Dix ans après, les espoirs déçus de la génération "printemps arabe
par Pierre Haski
Le sacrifice de Mohamed Bouazizi, qui s’est immolé le 17 décembre 2010, a secoué le monde arabe mais n’a pas abouti à la démocratisation espérée. Mais l’aspiration à la dignité n’a pas pour autant disparu, malgré la désillusion.
C’était le 17 décembre 2010, dans la petite ville de Sidi Bouzid, dans le centre de la Tunisie ; une localité qui n’avait pas vocation à marquer l’histoire. Mohamed Bouazizi, jeune diplômé sans emploi, vivait comme marchand ambulant ; mais après s’être vu confisquer sa marchandise par la police, il s’immola par désespoir ou en signe de protestation, on ne saura jamais.
Ce geste aurait pu rester isolé, un acte individuel sans lendemain. Mais à l’heure des réseaux sociaux naissants, il déclencha une puissante vague de protestations qui s’étendit à tout le pays, renversa en quelques semaines le régime policier du Président Ben Ali ; avant d’emporter dans les mois suivants trois autres dictateurs, en Égypte, Libye et Yémen.

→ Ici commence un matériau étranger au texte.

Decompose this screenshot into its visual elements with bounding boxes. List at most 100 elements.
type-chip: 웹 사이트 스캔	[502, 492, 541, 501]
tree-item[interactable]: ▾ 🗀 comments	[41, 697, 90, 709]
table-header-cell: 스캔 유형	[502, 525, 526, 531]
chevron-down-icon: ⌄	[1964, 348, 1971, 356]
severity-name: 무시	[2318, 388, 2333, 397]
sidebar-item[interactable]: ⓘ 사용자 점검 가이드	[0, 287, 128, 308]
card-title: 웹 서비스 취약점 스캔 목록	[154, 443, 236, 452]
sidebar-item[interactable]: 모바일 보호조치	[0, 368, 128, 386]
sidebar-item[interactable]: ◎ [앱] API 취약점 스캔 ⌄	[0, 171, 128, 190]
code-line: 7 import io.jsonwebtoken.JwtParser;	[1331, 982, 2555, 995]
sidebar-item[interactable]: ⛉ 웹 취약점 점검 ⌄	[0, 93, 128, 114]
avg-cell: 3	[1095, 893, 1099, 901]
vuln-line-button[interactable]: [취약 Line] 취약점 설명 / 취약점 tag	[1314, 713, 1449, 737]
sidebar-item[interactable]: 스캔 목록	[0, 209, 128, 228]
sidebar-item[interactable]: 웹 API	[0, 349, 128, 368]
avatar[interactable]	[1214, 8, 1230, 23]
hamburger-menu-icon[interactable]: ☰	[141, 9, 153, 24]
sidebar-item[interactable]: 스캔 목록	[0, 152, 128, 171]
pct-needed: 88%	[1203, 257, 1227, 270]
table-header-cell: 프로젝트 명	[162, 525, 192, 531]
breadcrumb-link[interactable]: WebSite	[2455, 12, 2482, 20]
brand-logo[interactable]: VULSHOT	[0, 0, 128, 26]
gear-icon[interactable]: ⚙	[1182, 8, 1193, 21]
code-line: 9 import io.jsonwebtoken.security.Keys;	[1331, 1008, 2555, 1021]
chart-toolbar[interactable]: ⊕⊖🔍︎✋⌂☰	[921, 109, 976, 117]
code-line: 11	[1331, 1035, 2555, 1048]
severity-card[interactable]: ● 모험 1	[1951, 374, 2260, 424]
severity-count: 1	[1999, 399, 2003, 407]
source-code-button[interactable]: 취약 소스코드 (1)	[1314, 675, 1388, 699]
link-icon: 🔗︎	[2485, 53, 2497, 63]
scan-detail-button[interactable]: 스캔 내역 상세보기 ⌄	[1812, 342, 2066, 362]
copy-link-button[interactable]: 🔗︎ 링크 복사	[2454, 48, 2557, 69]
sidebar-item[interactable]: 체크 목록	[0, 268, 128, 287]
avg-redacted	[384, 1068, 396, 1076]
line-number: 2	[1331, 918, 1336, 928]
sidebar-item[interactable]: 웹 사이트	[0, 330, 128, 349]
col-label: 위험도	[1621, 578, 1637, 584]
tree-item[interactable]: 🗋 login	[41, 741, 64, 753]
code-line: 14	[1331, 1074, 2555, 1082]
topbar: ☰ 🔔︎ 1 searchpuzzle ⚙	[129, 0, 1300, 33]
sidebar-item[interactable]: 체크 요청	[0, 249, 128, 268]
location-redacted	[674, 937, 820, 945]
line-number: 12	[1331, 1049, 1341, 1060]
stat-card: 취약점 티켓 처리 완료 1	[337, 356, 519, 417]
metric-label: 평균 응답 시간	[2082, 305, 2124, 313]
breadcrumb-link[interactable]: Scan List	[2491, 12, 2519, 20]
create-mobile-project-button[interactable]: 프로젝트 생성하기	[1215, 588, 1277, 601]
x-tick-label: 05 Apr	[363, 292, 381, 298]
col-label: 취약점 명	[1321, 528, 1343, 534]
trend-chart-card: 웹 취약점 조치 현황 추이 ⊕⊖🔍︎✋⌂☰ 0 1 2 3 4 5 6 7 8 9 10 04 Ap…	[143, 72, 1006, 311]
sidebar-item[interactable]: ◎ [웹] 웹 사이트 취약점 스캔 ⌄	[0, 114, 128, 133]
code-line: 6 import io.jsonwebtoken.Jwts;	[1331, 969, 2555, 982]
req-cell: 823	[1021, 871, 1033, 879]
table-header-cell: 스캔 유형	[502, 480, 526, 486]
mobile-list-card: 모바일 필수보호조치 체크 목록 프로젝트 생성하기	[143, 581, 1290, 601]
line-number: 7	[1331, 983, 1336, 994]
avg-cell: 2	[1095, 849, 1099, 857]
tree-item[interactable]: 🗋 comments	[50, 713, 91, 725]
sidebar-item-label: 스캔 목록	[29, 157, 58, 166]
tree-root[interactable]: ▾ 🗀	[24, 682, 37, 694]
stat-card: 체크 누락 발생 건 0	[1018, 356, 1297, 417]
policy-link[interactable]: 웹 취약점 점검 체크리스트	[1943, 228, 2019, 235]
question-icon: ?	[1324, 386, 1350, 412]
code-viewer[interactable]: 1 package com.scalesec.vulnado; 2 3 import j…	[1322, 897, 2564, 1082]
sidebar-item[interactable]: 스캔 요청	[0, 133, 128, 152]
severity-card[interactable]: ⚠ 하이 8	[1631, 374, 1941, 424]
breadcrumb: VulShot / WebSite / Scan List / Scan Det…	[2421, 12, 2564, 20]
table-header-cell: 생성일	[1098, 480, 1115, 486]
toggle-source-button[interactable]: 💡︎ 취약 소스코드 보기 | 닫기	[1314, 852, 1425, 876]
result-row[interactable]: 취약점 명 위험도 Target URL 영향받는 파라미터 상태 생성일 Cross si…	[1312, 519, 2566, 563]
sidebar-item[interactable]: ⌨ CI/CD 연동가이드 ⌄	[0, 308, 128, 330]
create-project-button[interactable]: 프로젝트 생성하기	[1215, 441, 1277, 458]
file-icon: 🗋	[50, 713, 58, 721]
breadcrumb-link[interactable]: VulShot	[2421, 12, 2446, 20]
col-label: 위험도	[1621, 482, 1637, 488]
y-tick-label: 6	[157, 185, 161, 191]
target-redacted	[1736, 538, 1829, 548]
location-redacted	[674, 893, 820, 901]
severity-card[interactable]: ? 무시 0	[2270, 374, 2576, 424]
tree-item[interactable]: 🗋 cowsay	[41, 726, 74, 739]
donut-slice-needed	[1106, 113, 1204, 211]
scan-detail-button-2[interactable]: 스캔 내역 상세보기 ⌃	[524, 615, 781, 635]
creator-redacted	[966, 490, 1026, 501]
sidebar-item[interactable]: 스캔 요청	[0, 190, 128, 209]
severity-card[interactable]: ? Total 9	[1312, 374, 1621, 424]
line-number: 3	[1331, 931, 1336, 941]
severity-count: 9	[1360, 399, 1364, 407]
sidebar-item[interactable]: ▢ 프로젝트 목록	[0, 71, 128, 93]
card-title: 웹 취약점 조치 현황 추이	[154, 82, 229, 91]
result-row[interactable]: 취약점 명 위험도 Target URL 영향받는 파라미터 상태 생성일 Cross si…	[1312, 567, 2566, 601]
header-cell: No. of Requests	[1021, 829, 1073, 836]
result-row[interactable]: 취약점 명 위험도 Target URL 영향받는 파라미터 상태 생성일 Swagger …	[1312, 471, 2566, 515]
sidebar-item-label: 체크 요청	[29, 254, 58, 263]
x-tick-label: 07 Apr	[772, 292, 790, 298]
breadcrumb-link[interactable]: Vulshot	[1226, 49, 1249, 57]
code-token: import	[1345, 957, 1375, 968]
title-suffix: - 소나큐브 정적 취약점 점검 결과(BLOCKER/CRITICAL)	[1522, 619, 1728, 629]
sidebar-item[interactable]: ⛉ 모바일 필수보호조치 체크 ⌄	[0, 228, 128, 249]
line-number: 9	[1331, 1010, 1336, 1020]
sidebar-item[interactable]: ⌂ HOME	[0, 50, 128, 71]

Une décennie plus tard, le bilan est plus complexe qu’il n’y parait. Rares sont les citoyens du monde arabe qui pourraient dire que leurs sociétés vivent mieux qu’avant, à commencer, bien sûr, par les Syriens, les Libyens ou les Yéménites qui ont vu leurs pays plonger dans de terribles guerres. Même la Tunisie, seule rescapée d’une démocratisation partout ailleurs en berne, trouve le fruit de la liberté bien amer quand il ne s’accompagne d’aucun progrès économique et social.
Si on se place du point de vue des aspirations de la jeunesse arabe qui, de l’avenue Bourguiba à Tunis, à la place Tahrir au Caire, s’était attaquée à des citadelles qui semblaient imprenables, c’est incontestablement un échec. Les guerres, les poussées islamistes suivies du retour de pouvoirs autoritaires, l’incapacité à faire éclore une véritable citoyenneté moderne et une redistribution plus équitable des richesses, sont venues ruiner leurs espoirs.
La répression du régime du Président al-Sissi en Égypte, à la fois contre les Frères musulmans mais aussi contre toute contestation de la société civile, est aujourd’hui plus féroce que du temps de Moubarak. Et si Bachar el-Assad a sauvé son trône en Syrie, c’est au prix d’une destruction de son pays, et d’une guerre dont plusieurs générations porteront la marque.
Mais ce n’est évidemment pas la "fin de l’histoire", pour reprendre une formule issue célèbre. Ce que les "printemps arabes" ont fait naître, ou plutôt ont révélé, c’est une formidable aspiration à la dignité au sein d’une jeunesse qui se sentait humiliée à la fois par l’histoire et par ses propres dirigeants ; cette aspiration contrariée n’a pas disparu.
Un retour de ces revendications est inévitable, malgré le bilan assez sombre actuel. J’en veux pour preuve les mouvements qui ont surgi depuis dans d’autres pays arabes qui n’avaient bougé en 2010 et 2011. Le "Hirak" en Algérie, né de l’opposition au cinquième mandat du Président Bouteflika, la "Thaoura", la révolution inaboutie au Liban contre l’incurie de la classe politique qui a ruiné le pays du cèdre ; ou encore le grand mouvement populaire qui a renversé la dictature au Soudan l’an dernier.
Le changement de générations, la circulation des idées et des codes culturels et politiques, l’échec d’aventures idéologiques extrêmes comme le califat de Daech, sont autant de facteurs de changement inachevé. Si aujourd’hui le monde arabe porte plutôt les traces d’une contre-révolution, autoritaire et conservatrice, il a aussi montré sa capacité à se remettre en marche, sous des formes imprévisibles. Ceux qui, comme il y a dix ans, parient sur le règne des "hommes forts", feraient bien de se méfier.
Dix ans après, l’onde de choc du sacrifice de Mohamed Bouazizi n’est assurément pas terminée.